Une majorité de pays européens a refusé la proposition de Bruxelles visant à laisser aux États le choix de la culture de plantes génétiquement modifiées sur leur sol. Ce sont les ministres français et italien de l'Agriculture qui ont mené la fronde.
AFP - Les ministres européens de l'Agriculture ont recalé lundi à Bruxelles une proposition controversée de la Commission de laisser aux Etats la décision de permettre ou non la culture de plantes OGM sur leur territoire afin de sortir du blocage actuel.
La France et l'Italie ont mené la fronde, soutenues par la plupart des autres grands pays agricoles, notamment l'Allemagne et l'Espagne, préoccupés par un risque de "renationalisation" des politiques communes de l'Europe.

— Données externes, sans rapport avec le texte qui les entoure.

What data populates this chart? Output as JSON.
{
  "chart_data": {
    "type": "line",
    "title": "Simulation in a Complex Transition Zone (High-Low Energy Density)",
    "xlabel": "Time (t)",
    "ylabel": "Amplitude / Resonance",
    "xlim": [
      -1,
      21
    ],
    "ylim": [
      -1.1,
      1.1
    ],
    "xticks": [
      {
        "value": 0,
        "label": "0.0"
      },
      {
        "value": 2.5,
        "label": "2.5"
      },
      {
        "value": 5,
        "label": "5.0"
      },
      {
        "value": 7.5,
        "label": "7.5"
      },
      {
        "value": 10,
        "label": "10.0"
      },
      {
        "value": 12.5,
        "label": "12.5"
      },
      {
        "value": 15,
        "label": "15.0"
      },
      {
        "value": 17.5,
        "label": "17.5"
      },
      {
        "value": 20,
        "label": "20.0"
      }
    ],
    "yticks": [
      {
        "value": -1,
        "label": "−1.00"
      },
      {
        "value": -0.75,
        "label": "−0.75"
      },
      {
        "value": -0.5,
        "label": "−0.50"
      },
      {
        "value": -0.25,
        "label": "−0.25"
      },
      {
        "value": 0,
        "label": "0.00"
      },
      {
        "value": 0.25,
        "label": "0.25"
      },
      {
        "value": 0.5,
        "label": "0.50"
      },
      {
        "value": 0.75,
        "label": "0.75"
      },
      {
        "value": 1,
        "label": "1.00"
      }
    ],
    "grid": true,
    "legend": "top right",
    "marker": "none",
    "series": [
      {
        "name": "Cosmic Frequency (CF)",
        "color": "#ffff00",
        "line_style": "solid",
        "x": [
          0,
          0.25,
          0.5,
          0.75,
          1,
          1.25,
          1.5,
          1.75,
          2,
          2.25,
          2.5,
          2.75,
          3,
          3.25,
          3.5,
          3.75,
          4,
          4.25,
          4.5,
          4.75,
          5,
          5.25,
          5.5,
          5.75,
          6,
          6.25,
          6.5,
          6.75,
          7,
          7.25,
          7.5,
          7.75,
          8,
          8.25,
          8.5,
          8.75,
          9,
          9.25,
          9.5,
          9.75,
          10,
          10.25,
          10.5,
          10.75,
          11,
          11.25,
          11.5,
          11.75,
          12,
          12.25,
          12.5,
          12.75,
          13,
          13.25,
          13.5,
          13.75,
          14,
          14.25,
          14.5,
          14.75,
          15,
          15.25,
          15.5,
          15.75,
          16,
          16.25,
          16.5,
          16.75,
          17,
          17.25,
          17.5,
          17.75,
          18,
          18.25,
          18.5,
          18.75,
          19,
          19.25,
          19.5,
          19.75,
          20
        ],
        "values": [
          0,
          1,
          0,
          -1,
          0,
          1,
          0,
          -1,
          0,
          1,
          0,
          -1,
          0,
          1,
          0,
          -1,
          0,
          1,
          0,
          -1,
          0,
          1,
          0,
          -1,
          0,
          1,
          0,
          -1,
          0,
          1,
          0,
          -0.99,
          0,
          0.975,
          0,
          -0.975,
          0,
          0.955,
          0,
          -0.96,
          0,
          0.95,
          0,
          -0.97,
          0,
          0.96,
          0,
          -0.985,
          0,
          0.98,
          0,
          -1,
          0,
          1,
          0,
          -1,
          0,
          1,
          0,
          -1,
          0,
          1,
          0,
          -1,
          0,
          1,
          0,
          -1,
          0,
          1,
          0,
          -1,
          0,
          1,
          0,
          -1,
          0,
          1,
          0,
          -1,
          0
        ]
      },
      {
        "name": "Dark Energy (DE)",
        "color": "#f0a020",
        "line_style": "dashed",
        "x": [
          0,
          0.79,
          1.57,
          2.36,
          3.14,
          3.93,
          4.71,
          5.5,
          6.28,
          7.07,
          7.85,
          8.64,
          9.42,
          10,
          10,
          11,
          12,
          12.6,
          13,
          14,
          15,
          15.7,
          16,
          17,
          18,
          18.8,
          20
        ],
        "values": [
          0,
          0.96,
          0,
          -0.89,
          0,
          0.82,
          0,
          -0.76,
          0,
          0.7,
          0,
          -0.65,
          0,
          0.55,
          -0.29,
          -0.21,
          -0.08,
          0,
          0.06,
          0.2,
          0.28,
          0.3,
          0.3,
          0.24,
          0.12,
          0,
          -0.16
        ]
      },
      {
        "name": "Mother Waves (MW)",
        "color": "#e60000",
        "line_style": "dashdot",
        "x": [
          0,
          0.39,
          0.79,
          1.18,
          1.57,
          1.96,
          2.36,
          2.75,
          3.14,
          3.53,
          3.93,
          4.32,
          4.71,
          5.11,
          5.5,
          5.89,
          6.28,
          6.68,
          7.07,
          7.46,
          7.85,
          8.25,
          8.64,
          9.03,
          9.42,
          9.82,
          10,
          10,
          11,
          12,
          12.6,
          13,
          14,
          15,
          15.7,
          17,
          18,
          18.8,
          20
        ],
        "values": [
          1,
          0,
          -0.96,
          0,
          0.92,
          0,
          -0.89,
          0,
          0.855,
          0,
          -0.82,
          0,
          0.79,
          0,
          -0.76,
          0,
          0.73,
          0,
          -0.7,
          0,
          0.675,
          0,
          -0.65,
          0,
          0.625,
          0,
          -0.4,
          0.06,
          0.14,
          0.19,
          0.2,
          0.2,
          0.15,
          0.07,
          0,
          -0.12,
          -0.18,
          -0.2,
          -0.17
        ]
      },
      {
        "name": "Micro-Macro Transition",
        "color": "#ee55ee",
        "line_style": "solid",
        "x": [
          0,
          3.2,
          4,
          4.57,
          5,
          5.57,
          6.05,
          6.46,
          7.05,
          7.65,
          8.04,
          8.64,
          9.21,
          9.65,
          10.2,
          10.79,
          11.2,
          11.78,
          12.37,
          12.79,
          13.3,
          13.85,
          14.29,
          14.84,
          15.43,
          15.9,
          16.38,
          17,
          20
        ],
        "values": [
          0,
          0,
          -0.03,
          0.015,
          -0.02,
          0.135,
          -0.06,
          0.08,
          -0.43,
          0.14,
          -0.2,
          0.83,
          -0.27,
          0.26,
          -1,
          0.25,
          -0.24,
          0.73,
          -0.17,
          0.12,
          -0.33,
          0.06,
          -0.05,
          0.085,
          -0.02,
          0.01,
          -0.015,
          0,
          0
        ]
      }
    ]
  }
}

"Non, l'Italie ne soutient pas la proposition de la Commission (...) Le chacun pour soi mine les fondements de la Politique agricole commune", a affirmé le ministre italien de l'Agriculture, Giancarlo Galan, en marge d'une réunion avec ses homologues de l'UE.
Son homologue français Bruno Le Maire a fait preuve de la même fermeté.
"La France souhaite que la décision (sur cette question en Europe) reste commune. Aller vers des décisions nationales serait un mauvais signal adressé aux citoyens européens et un mauvais signal pour la Politique agricole commune", a-t-il déclaré.
Au cours du débat à huis clos, l'intervention du secrétaire d'Etat allemand à l'Agriculture, Robert Kloos, a été la plus radicale.
"L'Allemagne a dit deux fois +Nein+" aux questions sur la compatibilité de la proposition de Bruxelles avec le marché intérieur européen et l'Organisation mondiale du commerce , a déclaré un porte-parole.
La ministre belge de l'Agriculture, Sabine Laruelle, dont le pays préside l'UE, a résumé la situation plus diplomatiquement. "Une grande majorité de pays ont beaucoup de questions sur la pertinence de donner plus de compétences aux Etats" en matière d'OGM, a-t-elle expliqué.
Et "ce n'est pas dans un ou deux mois que nous trouverons un compromis et un consensus" sur la question, a-t-elle ajouté.
La décision finale reviendra aux ministres de l'Environnement. Ils se réuniront dans trois semaines, le 14 octobre, à Luxembourg. Leurs conclusions ne devraient pas apporter beaucoup de réconfort à la Commission, car ils sont encore plus réticents que leurs collègues de l'Agriculture.
Le commissaire à la Santé John Dalli, chargé du dossier, n'entend pas pour autant renoncer. "Le système actuel d'autorisation ne fonctionne pas", a-t-il rappelé.
A chaque fois, acune majorité ne parvient en effet à se dégager entre les Etats pour autoriser ou interdire la commercialisation ou la culture des OGM. "La Commission doit décider par défaut", ce qui aboutit le plus souvent à un blocage, a-t-il souligné.
Seuls deux OGM sont actuellement cultivés dans l'UE: le maïs 810 du groupe américain Monsanto, qui attend le renouvellement de son autorisation, et la pomme de terre Amflora développée par le groupe allemand BASF. Quinze autres OGM, pour la plupart des semences de maïs, nécessitent une autorisation de culture.
Le processus suit son cours, mais M. Dalli a opté pour une "gestion politique" et ne veut pas précipiter les choses, conscient de la mauvaise perception de sa démarche par l'opinion publique européenne.
Il justifie sa proposition par la multitude de conflits entre Bruxelles et les Etats. Six pays --France, Allemagne, Hongrie, Luxembourg, Grèce, Autriche-- ont en effet interdit la culture du MON 810 sur leur territoire par des clauses de sauvegarde contestées par la Commission.
Un septième pays, la Pologne, a interdit toutes les cultures d'OGM. Lui aussi est attaqué par la Commission.
Trois Etats --la Hongrie, l'Autriche et le Luxembourg-- ont pour leur part porté plainte contre l'autorisation de la pomme de terre Amflora, cultivée depuis mars dans trois pays --Allemagne, Suède et République tchèque-- pour l'industrie de la pâte à papier.